I read the lectionary. The Gospel lessons. Mark’s words.
And I laughed. I’m a bad boy. I shouldn’t be laughing on the first Sunday of the most serious churchy season of the year. “Be strong, Larry,” I mutter aloud. Hold the chuckles. Resist the mirth. Lose the smile.
Lent is preparation for Easter, after all. Yes, at the end of a six-pack of Sundays, there’s the glory and story of the resurrection. But first, there will be Lent’s traditional forty days of sacrifice, penitence, and reflection.
It’s the first Sunday of Lent and I read some of the opening verses of the first chapter of Mark. I’m doing okay until Mark 1:12 (NRSV). It’s immediately following Jesus’ baptism. Good ole John still stood in the Jordan, dripping wet with a befuddled what-have-I-done look on his gaunt face. In less than a handful of verses after Mark 1:12 (starting at your thumb, you wouldn’t make it to your pinkie on the finger count), Jesus met the future first Pope, along with his brother Andrew, and (it can be argued) the start of the Christian church commenced.
You could say Mark 1:12 was the pause betwixt a river’s flow and future hierarchy, sublime baptism and stodgy institutionalization. And so, herein reads Mark 1:12 . . .
And the Spirit immediately drove him out into the wilderness.
That’s when Bad Larry laughed.
After my snicker-fit, which I truly tried to restrain, I couldn’t help but think: and what did the Spirit drive? A politically correct Prius? A restored ‘55 Thunderbird? Would the Spirit have access to the modest Nissan Leaf or the mighty Tesla, E-cars that represents the enlightened future? Or would the Spirit prefer an upscale Mercedes? However, given that it’s the wilderness where the Spirit drives Jesus, maybe a Jeep or Subaru would be the vehicular choice?
I suspect you are not laughing. (And the more recent Common English Bible translation doesn’t inspire much levity by using “forced” instead of “drove.”)
But it was funny to me. Maybe not guffaw-and-spit-spit funny. But I confess there was grinning and tittering in my office’s corner chair where I ponder the lectionary’s offerings.
How dare I! Damn it, this is Lent. People are considering casting aside chocolate even as you read this. The forehead smear from Wednesday’s ashes lingers on some believers. We are now, like a Lenten arrow launched toward a distant target, headed for the anguish of Friday’s dubious Good. Be serious! Be faithful!

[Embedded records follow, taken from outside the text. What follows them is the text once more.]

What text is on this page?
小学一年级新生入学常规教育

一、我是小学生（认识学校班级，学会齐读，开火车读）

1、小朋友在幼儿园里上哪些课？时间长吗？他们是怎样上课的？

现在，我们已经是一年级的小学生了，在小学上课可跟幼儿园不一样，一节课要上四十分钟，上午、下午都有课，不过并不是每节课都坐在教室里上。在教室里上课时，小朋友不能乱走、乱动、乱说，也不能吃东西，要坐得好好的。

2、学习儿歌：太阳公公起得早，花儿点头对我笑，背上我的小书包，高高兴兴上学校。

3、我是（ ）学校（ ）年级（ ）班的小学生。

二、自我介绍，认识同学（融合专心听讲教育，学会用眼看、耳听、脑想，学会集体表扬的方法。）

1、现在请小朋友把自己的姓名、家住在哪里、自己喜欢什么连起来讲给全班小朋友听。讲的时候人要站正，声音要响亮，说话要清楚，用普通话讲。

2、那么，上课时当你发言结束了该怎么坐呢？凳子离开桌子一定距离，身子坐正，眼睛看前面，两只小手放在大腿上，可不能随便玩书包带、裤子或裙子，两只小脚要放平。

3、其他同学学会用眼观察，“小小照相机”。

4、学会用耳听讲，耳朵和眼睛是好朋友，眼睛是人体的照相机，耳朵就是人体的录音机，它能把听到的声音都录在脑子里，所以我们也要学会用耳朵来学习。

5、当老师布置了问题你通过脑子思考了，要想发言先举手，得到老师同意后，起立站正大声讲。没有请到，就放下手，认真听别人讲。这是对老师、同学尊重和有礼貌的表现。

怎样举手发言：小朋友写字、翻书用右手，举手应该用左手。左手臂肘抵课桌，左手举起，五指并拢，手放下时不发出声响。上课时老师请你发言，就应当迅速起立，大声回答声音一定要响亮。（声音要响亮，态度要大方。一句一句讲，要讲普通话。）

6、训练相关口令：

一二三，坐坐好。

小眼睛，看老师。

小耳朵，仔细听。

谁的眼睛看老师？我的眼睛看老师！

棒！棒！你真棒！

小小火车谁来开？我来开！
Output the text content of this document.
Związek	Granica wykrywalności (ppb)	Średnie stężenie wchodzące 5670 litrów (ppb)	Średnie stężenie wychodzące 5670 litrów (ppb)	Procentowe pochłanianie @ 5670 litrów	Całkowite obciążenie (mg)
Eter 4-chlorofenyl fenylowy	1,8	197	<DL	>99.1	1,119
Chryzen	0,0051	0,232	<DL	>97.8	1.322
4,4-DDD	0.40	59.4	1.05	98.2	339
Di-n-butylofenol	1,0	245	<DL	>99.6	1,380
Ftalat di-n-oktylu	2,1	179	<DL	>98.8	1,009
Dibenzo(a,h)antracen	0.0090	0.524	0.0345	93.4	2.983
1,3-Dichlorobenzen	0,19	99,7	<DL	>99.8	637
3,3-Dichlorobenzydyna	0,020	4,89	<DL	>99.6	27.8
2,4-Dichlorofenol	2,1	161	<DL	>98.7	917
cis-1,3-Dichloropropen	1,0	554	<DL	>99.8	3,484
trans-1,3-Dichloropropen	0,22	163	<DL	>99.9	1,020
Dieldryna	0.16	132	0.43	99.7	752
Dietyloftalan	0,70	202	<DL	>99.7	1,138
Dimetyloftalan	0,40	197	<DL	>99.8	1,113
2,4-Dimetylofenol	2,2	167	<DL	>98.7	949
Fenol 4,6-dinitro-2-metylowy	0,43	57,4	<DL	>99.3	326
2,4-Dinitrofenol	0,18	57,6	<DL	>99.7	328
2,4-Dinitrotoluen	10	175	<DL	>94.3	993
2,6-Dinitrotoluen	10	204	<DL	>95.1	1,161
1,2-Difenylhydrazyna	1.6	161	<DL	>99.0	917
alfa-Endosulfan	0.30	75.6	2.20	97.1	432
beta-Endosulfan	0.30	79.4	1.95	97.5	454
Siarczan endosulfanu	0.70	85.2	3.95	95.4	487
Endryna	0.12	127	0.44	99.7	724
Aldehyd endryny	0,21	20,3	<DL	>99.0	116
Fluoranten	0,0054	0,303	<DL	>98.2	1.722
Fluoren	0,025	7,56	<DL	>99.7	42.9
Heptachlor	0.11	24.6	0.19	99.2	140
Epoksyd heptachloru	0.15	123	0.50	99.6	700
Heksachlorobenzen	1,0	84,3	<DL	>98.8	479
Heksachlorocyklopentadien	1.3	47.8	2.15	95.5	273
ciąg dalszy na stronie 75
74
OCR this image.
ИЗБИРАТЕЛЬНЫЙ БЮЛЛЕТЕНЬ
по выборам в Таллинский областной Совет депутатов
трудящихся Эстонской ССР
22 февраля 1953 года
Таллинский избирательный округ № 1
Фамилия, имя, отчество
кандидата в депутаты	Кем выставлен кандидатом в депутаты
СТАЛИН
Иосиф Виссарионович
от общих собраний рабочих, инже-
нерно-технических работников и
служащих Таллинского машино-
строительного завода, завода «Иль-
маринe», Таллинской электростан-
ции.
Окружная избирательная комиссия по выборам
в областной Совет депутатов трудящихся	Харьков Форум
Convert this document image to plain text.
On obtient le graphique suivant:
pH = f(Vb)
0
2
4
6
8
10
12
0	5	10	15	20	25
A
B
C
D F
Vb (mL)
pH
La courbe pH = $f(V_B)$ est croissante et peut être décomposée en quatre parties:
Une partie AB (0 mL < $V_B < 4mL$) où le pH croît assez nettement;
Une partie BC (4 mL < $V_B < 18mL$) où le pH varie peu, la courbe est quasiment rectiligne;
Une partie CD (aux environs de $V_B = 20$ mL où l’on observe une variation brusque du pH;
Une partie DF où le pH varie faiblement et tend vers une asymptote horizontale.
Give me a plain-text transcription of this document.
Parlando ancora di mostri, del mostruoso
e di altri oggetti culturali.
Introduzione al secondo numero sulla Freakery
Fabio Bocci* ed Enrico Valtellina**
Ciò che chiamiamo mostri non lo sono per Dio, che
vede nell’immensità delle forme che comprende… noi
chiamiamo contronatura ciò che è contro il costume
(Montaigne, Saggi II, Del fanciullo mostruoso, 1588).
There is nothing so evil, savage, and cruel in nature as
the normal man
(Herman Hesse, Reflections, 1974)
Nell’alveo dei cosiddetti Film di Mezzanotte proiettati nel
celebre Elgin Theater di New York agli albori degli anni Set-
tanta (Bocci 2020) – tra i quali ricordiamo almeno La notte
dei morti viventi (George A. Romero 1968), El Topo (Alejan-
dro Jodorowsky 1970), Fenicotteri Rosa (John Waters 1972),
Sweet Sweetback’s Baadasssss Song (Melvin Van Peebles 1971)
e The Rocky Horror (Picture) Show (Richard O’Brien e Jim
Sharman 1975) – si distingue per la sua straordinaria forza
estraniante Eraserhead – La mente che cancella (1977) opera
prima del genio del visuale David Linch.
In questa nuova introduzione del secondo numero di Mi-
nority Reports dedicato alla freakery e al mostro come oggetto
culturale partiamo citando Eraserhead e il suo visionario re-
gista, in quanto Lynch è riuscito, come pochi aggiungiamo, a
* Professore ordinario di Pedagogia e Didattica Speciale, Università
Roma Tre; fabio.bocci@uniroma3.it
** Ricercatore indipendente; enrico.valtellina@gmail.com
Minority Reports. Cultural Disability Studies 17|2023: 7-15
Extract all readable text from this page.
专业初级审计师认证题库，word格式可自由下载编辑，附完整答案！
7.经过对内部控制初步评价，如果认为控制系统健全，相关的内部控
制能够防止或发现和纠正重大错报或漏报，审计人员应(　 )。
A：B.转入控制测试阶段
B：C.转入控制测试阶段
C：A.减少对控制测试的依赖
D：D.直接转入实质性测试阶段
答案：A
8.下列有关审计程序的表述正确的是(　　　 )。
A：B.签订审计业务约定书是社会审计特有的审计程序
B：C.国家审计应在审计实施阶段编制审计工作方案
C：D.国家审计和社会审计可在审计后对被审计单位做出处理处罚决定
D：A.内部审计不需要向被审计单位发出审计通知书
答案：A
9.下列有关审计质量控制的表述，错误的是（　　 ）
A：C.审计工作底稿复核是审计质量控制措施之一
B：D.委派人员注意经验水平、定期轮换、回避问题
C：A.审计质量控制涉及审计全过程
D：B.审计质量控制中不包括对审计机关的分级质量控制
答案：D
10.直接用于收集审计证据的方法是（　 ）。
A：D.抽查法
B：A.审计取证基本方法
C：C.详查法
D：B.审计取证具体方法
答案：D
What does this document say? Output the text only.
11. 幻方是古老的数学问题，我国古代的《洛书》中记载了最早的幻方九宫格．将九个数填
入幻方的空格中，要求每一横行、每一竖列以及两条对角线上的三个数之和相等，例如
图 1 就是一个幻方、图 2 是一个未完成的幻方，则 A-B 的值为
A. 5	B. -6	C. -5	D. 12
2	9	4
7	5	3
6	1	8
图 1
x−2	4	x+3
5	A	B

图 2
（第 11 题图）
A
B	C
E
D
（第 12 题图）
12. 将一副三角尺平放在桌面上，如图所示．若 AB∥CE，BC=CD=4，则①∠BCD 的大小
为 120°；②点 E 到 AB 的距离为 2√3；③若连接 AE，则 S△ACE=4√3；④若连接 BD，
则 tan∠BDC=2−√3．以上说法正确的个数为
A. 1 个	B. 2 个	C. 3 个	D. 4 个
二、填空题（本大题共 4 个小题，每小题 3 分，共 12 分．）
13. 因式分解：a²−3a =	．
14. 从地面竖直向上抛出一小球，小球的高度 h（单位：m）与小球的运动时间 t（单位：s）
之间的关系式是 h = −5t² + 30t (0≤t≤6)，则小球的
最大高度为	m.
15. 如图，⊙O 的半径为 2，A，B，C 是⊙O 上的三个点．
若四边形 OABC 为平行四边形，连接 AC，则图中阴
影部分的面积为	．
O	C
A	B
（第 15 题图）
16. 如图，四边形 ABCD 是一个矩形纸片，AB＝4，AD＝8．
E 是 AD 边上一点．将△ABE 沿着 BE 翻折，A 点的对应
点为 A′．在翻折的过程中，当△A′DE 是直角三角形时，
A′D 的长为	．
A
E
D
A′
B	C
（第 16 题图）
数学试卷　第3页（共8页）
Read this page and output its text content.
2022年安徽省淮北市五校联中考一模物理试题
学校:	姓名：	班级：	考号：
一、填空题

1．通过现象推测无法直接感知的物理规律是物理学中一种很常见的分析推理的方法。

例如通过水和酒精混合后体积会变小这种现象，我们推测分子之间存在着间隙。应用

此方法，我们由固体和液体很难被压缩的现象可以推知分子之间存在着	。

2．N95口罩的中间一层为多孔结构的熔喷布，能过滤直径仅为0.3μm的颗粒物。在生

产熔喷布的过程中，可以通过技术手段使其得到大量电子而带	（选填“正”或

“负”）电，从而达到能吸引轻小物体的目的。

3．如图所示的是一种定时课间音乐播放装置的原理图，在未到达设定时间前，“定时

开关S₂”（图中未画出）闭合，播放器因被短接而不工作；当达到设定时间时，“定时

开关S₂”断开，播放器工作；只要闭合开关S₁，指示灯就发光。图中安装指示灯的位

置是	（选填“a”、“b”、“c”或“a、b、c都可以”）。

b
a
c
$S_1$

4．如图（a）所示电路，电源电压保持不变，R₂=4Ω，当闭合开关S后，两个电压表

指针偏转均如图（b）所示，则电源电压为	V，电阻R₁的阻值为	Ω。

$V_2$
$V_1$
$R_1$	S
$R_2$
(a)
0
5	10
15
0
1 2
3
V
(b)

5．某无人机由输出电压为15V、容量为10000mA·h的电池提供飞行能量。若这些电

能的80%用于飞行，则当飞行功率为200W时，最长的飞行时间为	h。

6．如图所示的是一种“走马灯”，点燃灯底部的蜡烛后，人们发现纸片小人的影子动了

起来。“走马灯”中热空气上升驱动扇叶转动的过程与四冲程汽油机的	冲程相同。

There’s more than a singular verse behind my laughter. As soon as I started reading the First Sunday of Lent’s Gospel lesson, I thought: I’ve been here before. After all, as a lectionary aficionado, I knew that I’d read the account of Jesus’ baptism and call to Peter during Epiphany. And yet, on Lent-1, here we are again! Rinse and wash. Back to the beginnings of Mark. Read and repeat the first steps of Jesus’ ministry.
How could I not laugh (and sigh) when the Spirit closed the doors, turned on the ignition, reminded Jesus to secure his belt, checked the wrinkled, coffee-stained AAA road map—the Spirit balks at using GPS, reluctant to provide locational information to the internet—and headed away from the Jordan for parts unknown?
I’ve read this so much.
I’ve celebrated Lent so much. I’ve given up things. One Lent it was tortilla chips (how ridiculous, but those crispy, salty morsels are a personal, pathetic weakness). On another Lent, I prayed for and wrote heartfelt letters to forty different people. I’ve read Kazantzakis’ The Last Temptation of Christ and had my faith challenged and changed for the better. I’ve fasted. I’ve communed. I’ve said “Yes” and I’ve said “No” to various vows between the ashes and the cross.
I’ve done it all. I’ve never done enough.
And yet, as my laughter subsided from the Spirit’s imagined make and model, I think . . . I am always headed toward wilderness. Toward the predictable uncertainty of my future. Toward a tomorrow that I’m a fool to believe I can control. Toward the unsettling wildness of God’s ways. Always toward the Holy’s certain and wild love for you and me.
I hear the Spirit order, “Buckle up, Bub.”
Lent begins, again, for the first time. I’ve never been here before.